On Monday 14th May there was another ranger-led walk in the Pentlands to look for more Green Hairstreak butterflies. Having had success the week before I initially wasn't going to bother, but with the forecast looking excellent again and being 2 different venues I signed up for more miniature green fun. The meeting point was Castlelaw car park which I have only ever run through between hills on the Skyline etc. So I hadn't realised there was a nearly vertical approach from the A702. Luckily I had given myself 75mins from Leith, and it took less than an hour. I had time to straighten my hair and dry the damp patches before kick off.
Turnhouse in the background
The walk was led by Victor Partridge and again I was impressed by his quiet enthusiasm for the wildlife and particularly the butterflies. The first stop was a field near the firing range which had been fenced off to protect the blaeberries (and hence the GH caterpillars) from grazing sheep. The farmer had allowed this despite the inconvenience, and after 3 or so years of no success they were on the point of abandoning the project, when green hairstreaks were then found there. Which shows the patience required: build it and they will come. Eventually.
Almost immediately we were aware of the butterflies, even before we had got to the fenced off field. Below the field were gorse bushes which the (male) butterflies were using as look out posts to perch and proclaim as their territory. When others flew by they were set upon and spiralling dog fights took place. Often the butterfly would return to the spot he left. And being mostly yellow gorse flowers, this made for much clearer photos than last trip where the camera (and some of the observers!) struggled to see the tiny creatures and separate them from the background foliage. There seemed to be far greater numbers than last time as well which made them much easier to spot but more difficult to keep tabs on and identify just how many individuals we might be counting. Maybe 20+ ?
After we had passed between the gorse bushes we went into the field and spread out across the width to do a sweep up through the blaeberries. It was more likely that the females were feeding in the field while the males were doing their stuff on the gorse below. They are nearly identical. We found fewer butterflies in the blaeberries maybe about half or less than below. Victor kept a note of figures.

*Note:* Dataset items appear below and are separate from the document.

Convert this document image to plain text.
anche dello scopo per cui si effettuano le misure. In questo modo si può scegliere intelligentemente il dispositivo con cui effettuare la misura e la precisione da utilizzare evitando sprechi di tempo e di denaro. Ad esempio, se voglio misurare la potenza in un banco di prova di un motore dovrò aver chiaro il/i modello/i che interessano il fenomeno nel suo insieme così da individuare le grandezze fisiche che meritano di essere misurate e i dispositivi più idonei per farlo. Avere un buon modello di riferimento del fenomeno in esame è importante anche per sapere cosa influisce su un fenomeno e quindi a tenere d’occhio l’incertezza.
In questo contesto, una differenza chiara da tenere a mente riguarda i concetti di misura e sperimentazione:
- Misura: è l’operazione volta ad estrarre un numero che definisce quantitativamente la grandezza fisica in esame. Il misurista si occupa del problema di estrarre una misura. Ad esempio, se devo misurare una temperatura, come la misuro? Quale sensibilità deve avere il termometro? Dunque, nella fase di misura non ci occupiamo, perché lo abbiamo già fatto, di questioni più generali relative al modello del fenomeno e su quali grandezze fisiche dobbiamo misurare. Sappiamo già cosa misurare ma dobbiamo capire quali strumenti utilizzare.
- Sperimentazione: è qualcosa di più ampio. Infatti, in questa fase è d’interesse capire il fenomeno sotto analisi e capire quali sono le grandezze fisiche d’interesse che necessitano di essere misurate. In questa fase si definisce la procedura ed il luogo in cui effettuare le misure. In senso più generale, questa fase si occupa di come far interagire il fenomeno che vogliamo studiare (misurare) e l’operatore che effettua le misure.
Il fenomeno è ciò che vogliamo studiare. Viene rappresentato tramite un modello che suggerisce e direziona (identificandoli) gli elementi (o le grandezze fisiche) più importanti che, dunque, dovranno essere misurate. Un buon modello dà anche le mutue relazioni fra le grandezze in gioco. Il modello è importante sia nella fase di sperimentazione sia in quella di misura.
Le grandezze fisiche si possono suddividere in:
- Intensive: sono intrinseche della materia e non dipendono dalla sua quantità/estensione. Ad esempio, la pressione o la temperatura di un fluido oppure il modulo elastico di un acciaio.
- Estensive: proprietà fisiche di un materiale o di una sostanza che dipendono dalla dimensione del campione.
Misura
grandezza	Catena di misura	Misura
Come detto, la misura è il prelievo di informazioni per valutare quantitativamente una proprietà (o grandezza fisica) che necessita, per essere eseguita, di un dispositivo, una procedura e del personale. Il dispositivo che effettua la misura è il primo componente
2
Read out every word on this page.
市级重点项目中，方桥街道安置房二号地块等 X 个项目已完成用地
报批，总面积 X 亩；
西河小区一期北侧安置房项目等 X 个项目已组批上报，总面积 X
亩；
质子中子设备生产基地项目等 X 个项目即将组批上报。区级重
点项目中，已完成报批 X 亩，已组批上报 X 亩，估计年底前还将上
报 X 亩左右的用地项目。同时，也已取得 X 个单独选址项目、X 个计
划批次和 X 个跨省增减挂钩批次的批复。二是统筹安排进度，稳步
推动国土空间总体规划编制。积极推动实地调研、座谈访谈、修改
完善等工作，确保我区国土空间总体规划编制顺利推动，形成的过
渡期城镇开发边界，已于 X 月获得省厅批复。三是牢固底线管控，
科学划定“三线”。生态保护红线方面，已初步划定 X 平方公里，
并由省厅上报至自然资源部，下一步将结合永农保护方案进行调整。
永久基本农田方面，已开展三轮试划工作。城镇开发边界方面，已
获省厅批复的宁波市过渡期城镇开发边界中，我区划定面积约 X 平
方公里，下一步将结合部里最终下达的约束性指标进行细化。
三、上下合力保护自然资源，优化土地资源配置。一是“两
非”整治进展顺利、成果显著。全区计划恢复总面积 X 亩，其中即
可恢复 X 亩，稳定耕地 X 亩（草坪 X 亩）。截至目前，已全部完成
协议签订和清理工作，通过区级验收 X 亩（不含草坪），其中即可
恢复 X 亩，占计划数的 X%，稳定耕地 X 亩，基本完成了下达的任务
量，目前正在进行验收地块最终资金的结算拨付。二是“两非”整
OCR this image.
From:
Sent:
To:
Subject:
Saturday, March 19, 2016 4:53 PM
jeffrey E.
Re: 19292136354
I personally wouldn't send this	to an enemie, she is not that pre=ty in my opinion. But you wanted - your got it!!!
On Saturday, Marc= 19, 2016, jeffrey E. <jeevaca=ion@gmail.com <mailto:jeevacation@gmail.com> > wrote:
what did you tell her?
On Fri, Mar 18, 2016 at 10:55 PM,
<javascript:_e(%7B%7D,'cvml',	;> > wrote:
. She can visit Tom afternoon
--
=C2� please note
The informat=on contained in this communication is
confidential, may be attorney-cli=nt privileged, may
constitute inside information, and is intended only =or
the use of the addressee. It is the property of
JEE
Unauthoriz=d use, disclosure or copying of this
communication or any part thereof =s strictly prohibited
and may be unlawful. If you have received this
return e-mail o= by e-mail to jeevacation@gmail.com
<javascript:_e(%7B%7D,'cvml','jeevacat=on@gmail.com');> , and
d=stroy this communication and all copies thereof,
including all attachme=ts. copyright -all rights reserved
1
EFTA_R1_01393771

We descended from the firing range field and walked round to the second site, just below the path as you skirt round Castlelaw. Another south facing field of blaeberries. Again we fanned out and did a sweep but there were only a couple of butterflies here. However the sunshine and views made this a lovely outing and it was good to know Victor's efforts to promote the habitat of the Green Hairstreak were paying off and the butterfly seemed to be growing in numbers in recent years here. Albeit somewhat erratically.
The group returned to the car park, however the sun was still shining and I was reluctant to leave without some more pics. I popped back up to the gorse where we had seen them earlier and spent 30mins taking more photos. Being unhurried I could take the time to engineer better backgrounds by moving the viewpoint to the best spot to get a bit of blue sky or blurred out yellow gorse to frame the little beauties. I was crawling over the ground on all 4s and cursing when they flew off in pursuit of another just as I had zoomed in. Equal amounts of joy and frustration and hundreds of deleted pics when I got home. They are so small you can't always tell which are sharply in focus and which are not, which show their cute little eyes and antennae and whether they have tattered wings from fighting or not. So as usual I take far too many and whittle them down later. You're welcome!...
Superb day out and I am already looking forward to the next Pentlands trip in a month or 2 to look for the Small Pearl-bordered Fritillary, which promises to be spectacular. Big thanks to Victor.